Hi guys. I typed all this up to "Ask" the professionals but it will not let me submit for some reason so I am posting here in hopes that someone will at least skim this and give me some direction.
I am very sure my mother has Borderline Personality Disorder*. Fortunately, her anger was never directed at her children and I never noticed it (except I remember she turned my sister and I against our dad) until our father had enough and divorced her when I was ~12. Then her anger and rage was focused on my sister and I. Finally, a couple years ago, my mom was diagnosed with hypothyroidism and after she started taking medication she became “normal” for the first time in ages. It was a huge relief. I was happy to have a family again and a year ago I moved home (I am now 23).
*Note on my mom. Though she was easy to set off, and I never noticed any pattern to what caused her to rage (she also definitely had attachment issues in line with BPD), she is not a risk taker or promiscuous. She drives slower than my grandma. Though there was one time I came home unexpectedly and found her drinking. That was really odd and bothered me. She was always been against alcohol, except 1 glass of wine on very rare occasion.
When I was about 20 I sort of “woke up” and realized that my life sucked. For years I had no hobbies and struggled to do homework (I still got good grades because I am pretty smart). Then I discovered and started battling my porn addiction (if you believe in that sort of thing) and after a couple years of no progress I finally started having some success and it also significantly relieved my depression and frequent thoughts of suicide. Over the next couple years I made even further strides to feeling better. Then about a month ago, a girl I really like, who I haven’t seen in a whole year reentered my life. And that did it. Complete mental relapse. I have never been able to make a move with a girl, I always get such bad anxiety thinking they’ll push me away and tell me “no” that I freeze. Even when I know she wants me to kiss her or put my arm around her or something. The only girls I have kissed were girls who kissed me. And still I was anxious.
After that, I first had really really bad anxiety that she wasn’t going to like me anymore. Then I had anxiety about other arbitrary things. Then I started alternating between anxiety and being depressed. My other symptoms have come back full bore also. Let me describe my day as it explains the weird moods/symptoms I have.
This morning I went to work at my office job and after a while started ruminating about how I hated my stupid coworkers and was doing more internet research to figure out what is wrong with me. I also could not focus on my work much. Then I went to the post office to mail a package and had a friendly chat with the teller. I immediately felt better. Then I went back to work and started feeling crappy again. After work I went to class and talked with the people I sit next to about our group project. Again I felt better and thought “wow I wasn’t thinking clearly earlier, there’s nothing wrong with me”. After class I was feeling good so I put on some exciting music in the car. Quickly I started to feel “too good” where I start to space out or disassociate. Now I am feeling ok, and don’t really “feel” like I have these issues, even though I know I do. Maybe I’ll read this tonight or tomorrow or next week and think “what was I thinking, those aren’t my issues, my issues are actually this…” I tend to change what I think often.
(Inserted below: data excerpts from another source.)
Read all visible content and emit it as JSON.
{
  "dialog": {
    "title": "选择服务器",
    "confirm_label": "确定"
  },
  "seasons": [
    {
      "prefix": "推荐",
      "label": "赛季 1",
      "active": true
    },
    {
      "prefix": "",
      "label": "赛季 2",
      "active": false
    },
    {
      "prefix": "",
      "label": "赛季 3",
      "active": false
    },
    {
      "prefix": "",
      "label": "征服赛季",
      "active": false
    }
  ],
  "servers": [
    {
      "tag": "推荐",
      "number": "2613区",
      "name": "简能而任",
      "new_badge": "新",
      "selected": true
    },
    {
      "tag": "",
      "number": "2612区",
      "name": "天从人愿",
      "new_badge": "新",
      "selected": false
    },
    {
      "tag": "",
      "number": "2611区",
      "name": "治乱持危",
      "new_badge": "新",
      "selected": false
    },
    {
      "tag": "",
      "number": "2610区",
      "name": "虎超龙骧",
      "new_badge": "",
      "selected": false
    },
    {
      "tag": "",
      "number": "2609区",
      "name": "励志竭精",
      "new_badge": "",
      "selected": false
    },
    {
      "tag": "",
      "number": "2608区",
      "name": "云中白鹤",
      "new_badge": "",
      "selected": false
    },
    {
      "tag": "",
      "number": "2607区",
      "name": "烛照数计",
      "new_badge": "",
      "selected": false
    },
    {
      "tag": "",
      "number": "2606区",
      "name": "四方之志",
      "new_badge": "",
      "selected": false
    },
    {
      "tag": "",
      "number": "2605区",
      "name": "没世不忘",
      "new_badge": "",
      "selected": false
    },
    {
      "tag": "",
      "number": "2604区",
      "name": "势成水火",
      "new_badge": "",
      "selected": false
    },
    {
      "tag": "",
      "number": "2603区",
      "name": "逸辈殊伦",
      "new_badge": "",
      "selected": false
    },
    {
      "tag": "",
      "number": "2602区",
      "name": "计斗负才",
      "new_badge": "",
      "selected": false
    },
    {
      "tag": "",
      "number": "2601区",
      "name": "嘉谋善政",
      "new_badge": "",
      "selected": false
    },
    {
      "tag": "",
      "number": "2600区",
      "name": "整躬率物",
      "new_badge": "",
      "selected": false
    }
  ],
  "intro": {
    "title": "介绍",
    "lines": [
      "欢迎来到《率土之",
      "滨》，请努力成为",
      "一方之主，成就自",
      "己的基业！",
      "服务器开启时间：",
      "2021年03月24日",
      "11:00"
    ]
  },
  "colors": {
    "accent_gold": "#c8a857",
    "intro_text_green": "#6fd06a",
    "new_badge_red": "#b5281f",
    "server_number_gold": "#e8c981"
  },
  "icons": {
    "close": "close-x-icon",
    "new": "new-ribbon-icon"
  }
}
The past couple years I have been able to identify what causes problems like this and lessen them. Occasionally I would still miss that I was getting “too excited” and then reach critical mass and get road rage, or I purchase things I otherwise wouldn’t but for the most part I have had a good year. But now ever since I saw that girl these symptoms are back and I swing from mood to mood. I have also lost all interest in hobbies and while I don’t really want to be alone (being at home is the same as being alone as I have shut down on my family) but I don’t want to go out where there are other people.
Other symptoms:
I have had OCD since I was 13. If I am texting a girl I like and she takes longer than average to respond I immediately think “I said something stupid. She doesn’t like me anymore.” Even though I know that’s kind of ridiculous. I also sometimes experience this with friends I don’t text often, but it’s not nearly as bad. Also, ever since my symptoms have come back I have also lost all interest in things. I’m not interested in my card collection I was working on, I can’t get myself to do homework (sorry groupmates). I just sit on the couch and watch tv. Overall, I feel like I was a gifted child who was going places but then my mom went crazy and not I’m just a broken disappointment. I only had 1 gf and it was right after high school and a couple years later I noticed that I was the one with the problems and I did not treat her well. I also did the push pull thing where I wanted to be close to her but then I would freak out and push her away again. I talked to a therapist for a while in the past and I felt like he didn’t take my issues serious enough. Mainly because when I talked with him these thoughts were not as strong (as they never are when I am with others) and sometimes I would downplay them because I didn’t truly believe in them in the moment.
The thing that drives me crazy (well actually it all does) is that while I type this up I don’t really “feel” like it is real. I feel mostly fine and am just typing this from memory. But I know that tonight or tomorrow it will feel very real again. Tonight before bed I might have a panic attack over something unrelated. There have been a couple times over the years where I typed up something like this to ask online but I never posted because after I started typing I felt stupid. Another thing is that my friends do not know this about me. They think I am funny and a cool person. So, in conclusion, I don’t know what is wrong. I cannot even keep all my symptoms straight. Any help is appreciated.